Wisdom from Elie Wiesel on Gen 18

Wisdom from Elie Wiesel on Gen 18

In Genesis 18, Abraham successfully pleads with God to spare Sodom for the sake of its righteous citizens. With deep wisdom, Holocaust survivor and Nobel laureate, Elie Wiesel offers this beautiful haggadah-midrash, which I read today for my devotions.

   One of the Just Men came to Sodom, determined to save its inhabitants from sin and punishment. Night and day he walked the streets and markets protesting against greed and theft, falsehood and indifference. In the beginning, people listened and smiled ironically. Then they stopped listening: he now longer even amused them.
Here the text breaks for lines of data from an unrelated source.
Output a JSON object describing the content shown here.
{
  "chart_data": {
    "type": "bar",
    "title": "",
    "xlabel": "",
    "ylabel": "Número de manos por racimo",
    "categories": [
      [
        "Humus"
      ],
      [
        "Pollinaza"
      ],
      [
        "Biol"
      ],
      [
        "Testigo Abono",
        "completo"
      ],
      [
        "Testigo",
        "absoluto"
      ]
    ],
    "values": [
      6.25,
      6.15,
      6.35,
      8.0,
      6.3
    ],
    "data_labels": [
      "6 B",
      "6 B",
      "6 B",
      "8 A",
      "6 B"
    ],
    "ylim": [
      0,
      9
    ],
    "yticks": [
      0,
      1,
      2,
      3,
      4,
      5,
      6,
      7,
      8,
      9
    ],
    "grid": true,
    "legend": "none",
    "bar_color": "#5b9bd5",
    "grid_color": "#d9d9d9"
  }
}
The killers went on killing, the wise kept silent, as if there were no Just Man in their midst.

   One June a child, moved by compassion for the unfortunate teacher, approached him with these words:

   ‘Poor stranger, you shout, you scream, don’t you see that it is hopeless?’

   ‘Yes, I see,’ answered the Just Man.

   ‘Then why do you go on?’

   ‘I’ll tell you why. In the beginning, I thought I could change (hu)man(s). Today, I know I cannot. If I still shout today, if I still scream, it is to prevent (hu)man(s) from ultimately changing me.’